Roughly 200,000 Salvadorans and 59,000 Haitians benefit from TPS, a form of humanitarian relief offered to immigrants from countries affected by natural or political disasters. 

Previous administrations extended TPS to these immigrants several times, but Trump ended TPS for Haitians in November and gave them 18 months to leave the United States or risk deportation. In January, the Trump administration made a similar decision with Salvadoran immigrants who fled their country after two earthquakes in 2001 crippled their country. They have until September 9, 2019, to leave the U.S. or secure legal residency.

As Colorlines previously reported, Haitian TPS holders have resided in the U.S. for an average of 13 years and have an estimated 27,000 U.S.-born children. They send billions of dollars back to the island in remittances, which amounted to 25 percent of Haiti’s GDP in 2015. Salvadoran TPS beneficiaries have an estimated 192,000 U.S.-born children, and their estimated contribution to the nation’s GDPhave been pegged at $3 billion.

In announcing termination of TPS for Haitians and Salvadorans, Department of Homeland Security officials said that current, improved conditions in the two countries no longer support their protected status. On Thursday, DHS declined to comment on the lawsuit.

Thursday’s lawsuit was filed on behalf of the East Boston-based community group Centro Presente.
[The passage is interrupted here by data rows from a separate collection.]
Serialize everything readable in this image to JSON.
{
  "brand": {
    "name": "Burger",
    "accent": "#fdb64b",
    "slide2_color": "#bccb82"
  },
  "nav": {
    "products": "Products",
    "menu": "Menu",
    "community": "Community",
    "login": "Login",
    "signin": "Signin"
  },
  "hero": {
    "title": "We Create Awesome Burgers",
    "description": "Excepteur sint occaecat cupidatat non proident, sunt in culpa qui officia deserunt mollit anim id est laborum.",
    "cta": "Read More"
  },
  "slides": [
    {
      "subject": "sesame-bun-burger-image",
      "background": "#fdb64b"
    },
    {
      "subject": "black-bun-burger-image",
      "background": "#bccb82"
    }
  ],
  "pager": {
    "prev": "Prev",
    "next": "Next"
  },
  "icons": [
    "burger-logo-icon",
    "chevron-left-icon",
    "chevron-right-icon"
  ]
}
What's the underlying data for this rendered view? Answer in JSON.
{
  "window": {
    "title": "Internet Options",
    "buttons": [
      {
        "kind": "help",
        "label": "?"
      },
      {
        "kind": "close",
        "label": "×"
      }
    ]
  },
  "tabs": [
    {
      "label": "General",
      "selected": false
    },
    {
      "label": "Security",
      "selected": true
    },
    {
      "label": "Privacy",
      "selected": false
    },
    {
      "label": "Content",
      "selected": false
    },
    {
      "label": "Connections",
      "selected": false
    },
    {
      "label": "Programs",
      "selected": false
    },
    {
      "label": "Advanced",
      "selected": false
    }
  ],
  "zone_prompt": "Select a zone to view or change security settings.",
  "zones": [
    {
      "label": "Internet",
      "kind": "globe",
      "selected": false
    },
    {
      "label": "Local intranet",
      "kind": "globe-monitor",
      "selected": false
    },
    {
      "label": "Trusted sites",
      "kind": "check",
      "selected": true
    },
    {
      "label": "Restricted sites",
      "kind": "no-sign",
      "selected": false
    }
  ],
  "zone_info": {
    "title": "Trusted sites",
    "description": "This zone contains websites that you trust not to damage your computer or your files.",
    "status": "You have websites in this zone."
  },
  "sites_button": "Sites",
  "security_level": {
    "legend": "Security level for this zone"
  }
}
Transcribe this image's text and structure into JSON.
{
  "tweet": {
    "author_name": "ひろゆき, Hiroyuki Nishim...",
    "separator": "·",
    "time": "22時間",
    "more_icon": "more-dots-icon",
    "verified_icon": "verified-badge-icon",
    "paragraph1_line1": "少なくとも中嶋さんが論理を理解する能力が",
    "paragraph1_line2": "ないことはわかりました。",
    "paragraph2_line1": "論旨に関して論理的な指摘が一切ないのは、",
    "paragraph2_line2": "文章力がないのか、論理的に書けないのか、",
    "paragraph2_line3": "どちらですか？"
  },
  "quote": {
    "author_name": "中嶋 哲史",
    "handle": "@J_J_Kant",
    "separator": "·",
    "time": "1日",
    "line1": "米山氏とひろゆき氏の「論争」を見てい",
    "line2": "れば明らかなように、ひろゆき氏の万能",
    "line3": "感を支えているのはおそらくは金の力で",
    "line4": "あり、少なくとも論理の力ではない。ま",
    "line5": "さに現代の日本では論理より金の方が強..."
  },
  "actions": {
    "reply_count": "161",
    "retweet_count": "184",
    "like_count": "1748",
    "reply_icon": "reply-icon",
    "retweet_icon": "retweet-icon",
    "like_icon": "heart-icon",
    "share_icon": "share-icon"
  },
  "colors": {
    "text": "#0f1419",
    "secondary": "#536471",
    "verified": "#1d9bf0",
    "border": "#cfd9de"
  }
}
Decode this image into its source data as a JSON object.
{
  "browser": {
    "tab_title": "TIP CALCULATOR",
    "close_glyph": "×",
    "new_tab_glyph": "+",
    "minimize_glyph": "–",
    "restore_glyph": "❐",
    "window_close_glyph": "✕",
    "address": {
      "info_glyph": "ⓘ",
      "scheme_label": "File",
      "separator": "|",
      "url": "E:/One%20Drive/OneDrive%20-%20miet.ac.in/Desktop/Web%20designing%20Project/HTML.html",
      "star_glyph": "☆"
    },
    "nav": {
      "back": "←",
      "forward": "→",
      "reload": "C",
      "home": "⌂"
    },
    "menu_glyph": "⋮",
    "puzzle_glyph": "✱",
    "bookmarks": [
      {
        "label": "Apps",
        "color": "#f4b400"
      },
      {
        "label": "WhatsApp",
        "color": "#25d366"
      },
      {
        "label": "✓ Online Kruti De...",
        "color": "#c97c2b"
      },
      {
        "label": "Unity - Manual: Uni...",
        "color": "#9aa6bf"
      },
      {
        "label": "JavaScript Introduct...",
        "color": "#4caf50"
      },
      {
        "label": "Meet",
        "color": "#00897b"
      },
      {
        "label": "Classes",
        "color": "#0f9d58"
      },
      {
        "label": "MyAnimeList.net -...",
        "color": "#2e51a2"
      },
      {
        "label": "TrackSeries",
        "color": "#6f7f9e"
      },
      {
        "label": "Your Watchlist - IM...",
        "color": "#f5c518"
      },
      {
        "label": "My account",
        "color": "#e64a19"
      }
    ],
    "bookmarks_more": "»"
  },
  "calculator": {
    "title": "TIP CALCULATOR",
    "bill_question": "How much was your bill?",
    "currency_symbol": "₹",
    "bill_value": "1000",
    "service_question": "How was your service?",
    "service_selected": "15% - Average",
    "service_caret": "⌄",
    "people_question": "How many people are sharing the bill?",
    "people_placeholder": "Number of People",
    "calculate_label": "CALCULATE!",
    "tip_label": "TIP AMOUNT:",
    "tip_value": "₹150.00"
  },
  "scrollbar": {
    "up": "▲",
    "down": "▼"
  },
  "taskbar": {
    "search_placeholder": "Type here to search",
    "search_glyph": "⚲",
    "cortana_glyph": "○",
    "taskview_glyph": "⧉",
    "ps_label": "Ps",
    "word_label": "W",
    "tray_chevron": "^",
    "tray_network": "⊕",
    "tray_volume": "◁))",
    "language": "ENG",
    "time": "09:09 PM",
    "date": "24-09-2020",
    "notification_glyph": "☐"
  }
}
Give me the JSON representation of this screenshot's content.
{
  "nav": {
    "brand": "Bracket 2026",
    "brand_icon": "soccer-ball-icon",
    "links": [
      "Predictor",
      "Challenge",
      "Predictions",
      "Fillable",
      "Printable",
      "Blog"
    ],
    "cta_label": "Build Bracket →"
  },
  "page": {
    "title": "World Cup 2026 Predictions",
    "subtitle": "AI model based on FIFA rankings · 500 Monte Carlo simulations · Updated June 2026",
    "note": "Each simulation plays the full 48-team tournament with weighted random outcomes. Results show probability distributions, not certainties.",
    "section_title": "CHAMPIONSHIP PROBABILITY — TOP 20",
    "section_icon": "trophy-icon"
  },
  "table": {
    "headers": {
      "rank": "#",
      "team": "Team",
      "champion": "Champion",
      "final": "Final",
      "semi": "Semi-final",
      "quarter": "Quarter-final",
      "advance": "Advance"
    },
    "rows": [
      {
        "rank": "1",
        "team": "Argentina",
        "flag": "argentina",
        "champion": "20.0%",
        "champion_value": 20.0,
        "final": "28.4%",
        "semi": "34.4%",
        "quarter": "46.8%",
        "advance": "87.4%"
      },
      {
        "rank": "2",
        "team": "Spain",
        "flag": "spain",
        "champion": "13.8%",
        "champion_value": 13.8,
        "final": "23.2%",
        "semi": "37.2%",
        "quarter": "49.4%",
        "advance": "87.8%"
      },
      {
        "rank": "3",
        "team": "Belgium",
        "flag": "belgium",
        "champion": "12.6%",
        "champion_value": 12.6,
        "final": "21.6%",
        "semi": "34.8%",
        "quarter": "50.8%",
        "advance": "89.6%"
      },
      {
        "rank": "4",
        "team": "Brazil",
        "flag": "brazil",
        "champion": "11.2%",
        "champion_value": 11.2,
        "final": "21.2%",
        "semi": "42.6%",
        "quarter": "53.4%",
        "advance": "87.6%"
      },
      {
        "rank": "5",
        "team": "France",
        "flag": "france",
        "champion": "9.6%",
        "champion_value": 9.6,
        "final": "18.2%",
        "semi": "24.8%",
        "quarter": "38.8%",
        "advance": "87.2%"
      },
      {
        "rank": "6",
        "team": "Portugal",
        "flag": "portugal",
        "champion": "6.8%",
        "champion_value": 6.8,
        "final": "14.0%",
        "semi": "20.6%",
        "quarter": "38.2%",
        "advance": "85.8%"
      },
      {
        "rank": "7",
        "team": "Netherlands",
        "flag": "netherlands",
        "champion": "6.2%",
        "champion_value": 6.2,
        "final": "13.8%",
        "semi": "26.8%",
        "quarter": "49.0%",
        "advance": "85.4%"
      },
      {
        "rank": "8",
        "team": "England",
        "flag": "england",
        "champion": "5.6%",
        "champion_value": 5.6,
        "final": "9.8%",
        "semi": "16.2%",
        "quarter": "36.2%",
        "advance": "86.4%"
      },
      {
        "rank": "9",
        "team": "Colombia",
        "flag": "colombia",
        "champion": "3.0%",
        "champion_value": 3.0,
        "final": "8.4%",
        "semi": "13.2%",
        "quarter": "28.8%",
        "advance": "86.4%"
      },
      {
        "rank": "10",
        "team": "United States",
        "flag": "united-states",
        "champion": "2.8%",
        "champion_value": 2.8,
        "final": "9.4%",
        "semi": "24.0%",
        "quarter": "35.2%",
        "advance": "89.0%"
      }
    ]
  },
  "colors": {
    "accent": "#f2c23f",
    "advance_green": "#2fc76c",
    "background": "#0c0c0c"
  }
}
The suit highlights the cases of several immigrants who have lived in the U.S. for many years while managing successful businesses.

“Many of the plaintiffs have lived in the United States for decades,”  Patricia Montes, executive director of Centro Presente, said in a statement. “If TPS is terminated, they are at risk of losing everything—the homes and the businesses they have built, the families they have raised and the money they have invested into their communities.”